Koperasi ini dikenal sebagai sentra produksi dan distribusi hortikultura seperti cabai, tomat, bawang, dan sayuran — komoditas yang sangat dibutuhkan warga Ternate.
Pada kunjungan ke fasilitas produksi, Sekda dan jajaran TPID memantau langsung proses produksi, pengemasan, hingga pengiriman. Tujuannya: memangkas mata rantai distribusi agar biaya logistik dapat ditekan dan harga tetap terjangkau bagi konsumen.

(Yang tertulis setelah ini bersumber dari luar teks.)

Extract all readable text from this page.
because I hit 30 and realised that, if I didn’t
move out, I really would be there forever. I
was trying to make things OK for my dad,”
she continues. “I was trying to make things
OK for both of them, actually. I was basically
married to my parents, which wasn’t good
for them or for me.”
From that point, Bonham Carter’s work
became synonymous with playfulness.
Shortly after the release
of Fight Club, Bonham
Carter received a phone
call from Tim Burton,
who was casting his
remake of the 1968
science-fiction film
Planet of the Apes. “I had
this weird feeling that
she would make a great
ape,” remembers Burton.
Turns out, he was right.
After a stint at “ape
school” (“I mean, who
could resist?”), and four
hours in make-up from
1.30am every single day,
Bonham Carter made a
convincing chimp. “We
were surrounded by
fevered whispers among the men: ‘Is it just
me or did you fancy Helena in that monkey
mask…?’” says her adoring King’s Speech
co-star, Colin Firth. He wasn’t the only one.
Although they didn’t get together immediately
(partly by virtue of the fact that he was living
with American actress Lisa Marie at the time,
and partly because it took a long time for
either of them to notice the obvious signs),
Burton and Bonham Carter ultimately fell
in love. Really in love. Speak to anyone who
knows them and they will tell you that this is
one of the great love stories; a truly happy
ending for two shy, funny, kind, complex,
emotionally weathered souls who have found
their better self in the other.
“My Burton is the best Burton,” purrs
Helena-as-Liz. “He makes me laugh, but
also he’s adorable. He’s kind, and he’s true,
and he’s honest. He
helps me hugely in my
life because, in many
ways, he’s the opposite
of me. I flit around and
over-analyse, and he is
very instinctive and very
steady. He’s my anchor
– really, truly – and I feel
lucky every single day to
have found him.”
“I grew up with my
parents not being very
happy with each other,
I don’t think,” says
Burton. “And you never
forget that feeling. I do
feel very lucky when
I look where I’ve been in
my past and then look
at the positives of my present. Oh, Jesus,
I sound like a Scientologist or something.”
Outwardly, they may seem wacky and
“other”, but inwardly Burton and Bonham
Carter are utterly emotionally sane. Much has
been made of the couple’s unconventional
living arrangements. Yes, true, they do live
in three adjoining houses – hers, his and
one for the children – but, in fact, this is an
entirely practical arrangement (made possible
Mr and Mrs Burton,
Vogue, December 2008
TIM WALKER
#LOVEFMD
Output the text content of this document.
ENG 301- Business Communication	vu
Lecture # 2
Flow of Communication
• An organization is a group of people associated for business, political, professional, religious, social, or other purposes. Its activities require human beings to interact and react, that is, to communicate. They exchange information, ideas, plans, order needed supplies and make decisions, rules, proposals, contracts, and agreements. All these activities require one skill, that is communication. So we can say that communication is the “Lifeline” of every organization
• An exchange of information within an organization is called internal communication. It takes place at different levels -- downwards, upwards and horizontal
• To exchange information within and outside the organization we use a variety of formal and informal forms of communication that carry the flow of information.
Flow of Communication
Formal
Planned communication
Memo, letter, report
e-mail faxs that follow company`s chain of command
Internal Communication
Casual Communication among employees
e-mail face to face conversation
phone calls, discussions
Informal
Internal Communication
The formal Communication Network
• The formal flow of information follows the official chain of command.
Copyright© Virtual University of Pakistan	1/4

Dengan skema “direct supply” melalui koperasi, distribusi diproyeksikan lebih cepat, pasokan lebih stabil, dan kualitas tetap terjaga. Hal ini diharapkan bisa mendongkrak kemandirian pangan sekaligus memberikan nilai ekonomi yang adil bagi petani.
Kolaborasi ini tak hanya soal pasokan; juga membuka peluang penguatan sektor UMKM dan perdagangan antarwilayah, serta menciptakan pembangunan ekonomi inklusif berbasis ketahanan pangan.